14: Origin of the northern Basin and Range province: Implications from the geology of its eastern boundary

Abstract
Dynamic crustal processes in the Basin and Range province during the late Cenozoic are characterized by regional uplift, extensional block faulting, and fundamentally basaltic volcanism. The products of these processes are well expressed along the boundary with the western Colorado Plateaus where they provide special insight into the evolution of these two provinces. In Utah, the uplift and associated displacement on major faults along the western Colorado Plateaus has been proceeding at a vigorous rate (as much as 400 m/m.y.) over the past few million years.
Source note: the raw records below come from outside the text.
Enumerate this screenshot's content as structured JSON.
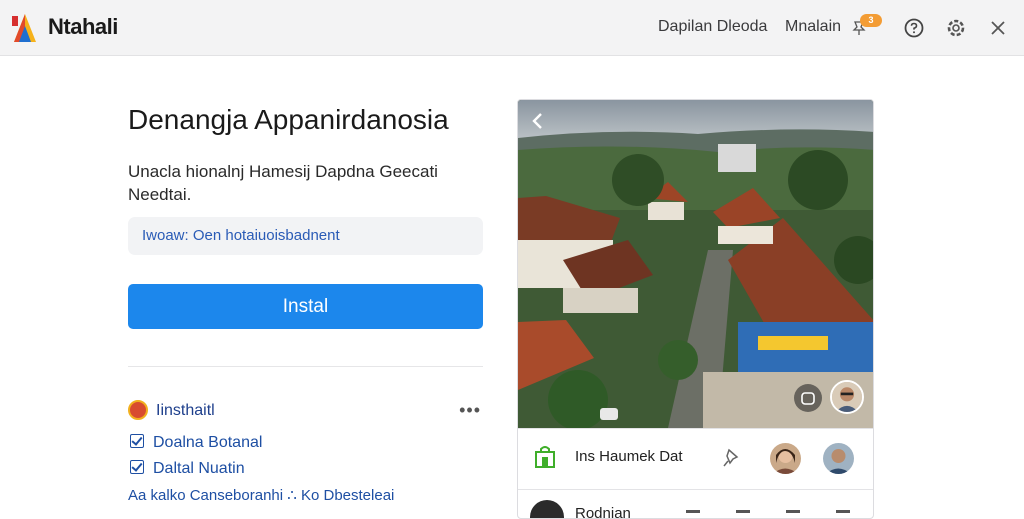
{
  "header": {
    "app_name": "Ntahali",
    "link_1": "Dapilan Dleoda",
    "link_2": "Mnalain",
    "badge": "3",
    "icons": [
      "help-icon",
      "settings-icon",
      "close-icon"
    ]
  },
  "main": {
    "title": "Denangja Appanirdanosia",
    "description": "Unacla hionalnj Hamesij Dapdna Geecati Needtai.",
    "info": "Iwoaw: Oen hotaiuoisbadnent",
    "install_label": "Instal",
    "publisher": {
      "name": "Iinsthaitl",
      "more": "•••"
    },
    "checks": [
      "Doalna Botanal",
      "Daltal Nuatin"
    ],
    "footer_link": "Aa kalko Canseboranhi ∴ Ko Dbesteleai"
  },
  "card": {
    "row_title": "Ins Haumek Dat",
    "row2_name": "Rodnian"
  },
  "colors": {
    "accent": "#1c87ec",
    "link": "#1e4fa3",
    "badge": "#f39c34",
    "bag": "#3fae2a"
  }
}
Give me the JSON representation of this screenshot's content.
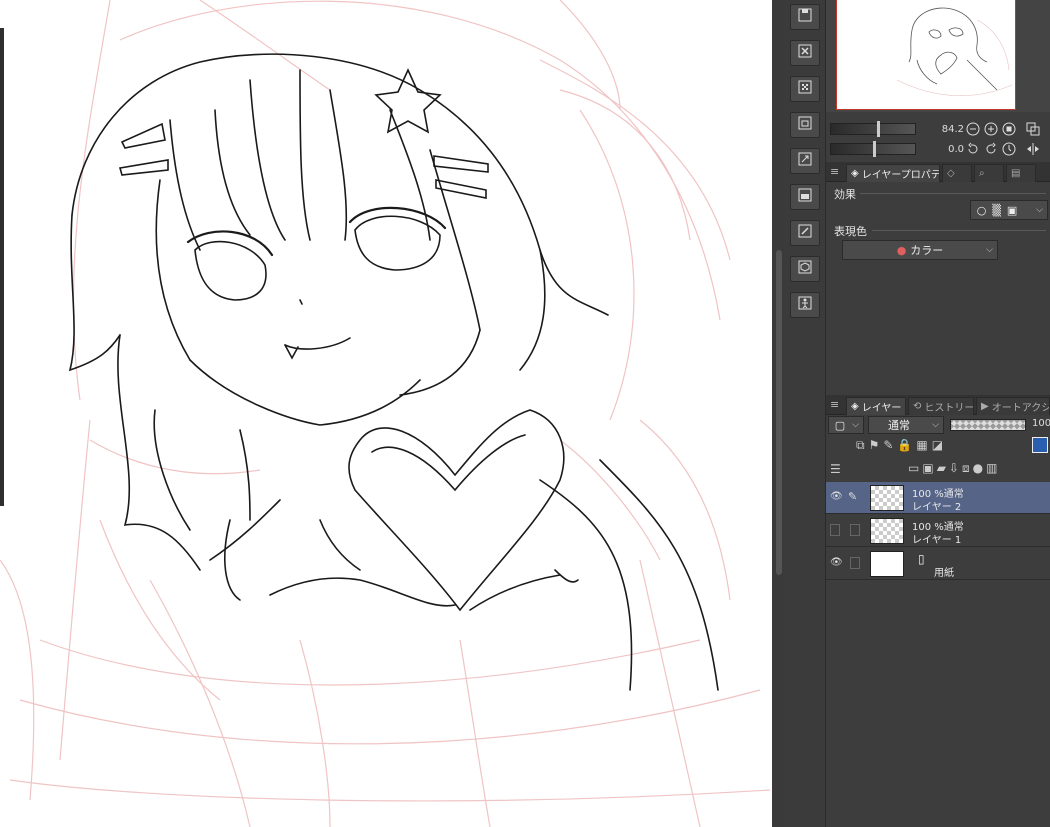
{
  "colors": {
    "panel_bg": "#3d3d3d",
    "selected_layer": "#556487",
    "navigator_border": "#c0392b",
    "sketch_lines": "#f0c4c4",
    "ink": "#1a1a1a"
  },
  "tool_column": {
    "buttons": [
      {
        "name": "save-icon"
      },
      {
        "name": "close-file-icon"
      },
      {
        "name": "tone-icon"
      },
      {
        "name": "export-icon"
      },
      {
        "name": "resize-icon"
      },
      {
        "name": "print-icon"
      },
      {
        "name": "edit-icon"
      },
      {
        "name": "3d-icon"
      },
      {
        "name": "pose-icon"
      }
    ]
  },
  "navigator": {
    "zoom_value": "84.2",
    "rotate_value": "0.0"
  },
  "property_panel": {
    "tabs": [
      "",
      "レイヤープロパティ",
      "",
      ""
    ],
    "effect_label": "効果",
    "expression_color_label": "表現色",
    "expression_color_value": "カラー"
  },
  "layer_panel": {
    "tabs": [
      "レイヤー",
      "ヒストリー",
      "オートアクション"
    ],
    "blend_mode": "通常",
    "opacity": "100",
    "layers": [
      {
        "line1": "100 %通常",
        "line2": "レイヤー 2",
        "visible": true,
        "selected": true,
        "editing": true
      },
      {
        "line1": "100 %通常",
        "line2": "レイヤー 1",
        "visible": false,
        "selected": false,
        "editing": false
      },
      {
        "line1": "",
        "line2": "用紙",
        "visible": true,
        "selected": false,
        "editing": false
      }
    ]
  }
}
In Arizona, on the other hand, tectonism seems to have stagnated since a period of major uplift in the Pliocene, or earlier. The inception of fundamentally basaltic volcanism has migrated from central Arizona northward along the boundary at a rate of about 3 cm /yr since middle Miocene time, and eastward into the Colorado Plateaus at a slower rate, about 1 cm/yr. Regional features of the Basin and Range province important to any interpretive model include (1) an east-west geologic and geophysical discontinuity at approximately lat 37°N and (2) bilateral symmetry about a north-south axis in topography, gravity, basaltic volcanism, and regional upwarp of flanking Sierra Nevada and Colorado Plateaus. We believe that the region from the Sierra Nevada to the Colorado Plateaus is a broad crustal upwarp whose central part—the Basin and Range province—has been collapsing by block faulting. Upwarping, lateral east-west extension, faulting, and basaltic volcanism have operated concurrently as a by-product of upwelling asthenospheric mantle. There is evidence that after inception of block faulting in the middle Miocene throughout the Basin and Range province, a resurgent northward-migrating wave of dynamic processes developed. This produced a zone of broad upwarp and extensional faulting, followed by a zone of faulting and basaltic volcanism, and, in the southern wake, a zone of reduced tectonism where erosion and sedimentation are the dominant geologic processes. The cause of widespread upwelling of the asthenosphere to initiate block faulting is unresolved, whereas the resurgent northward-migrating wave of Basin and Range dynamics may be related to thermal instabilities in the asthenosphere that are associated with a northward-moving hole in the Farallon plate which is descending beneath the southwestern United States.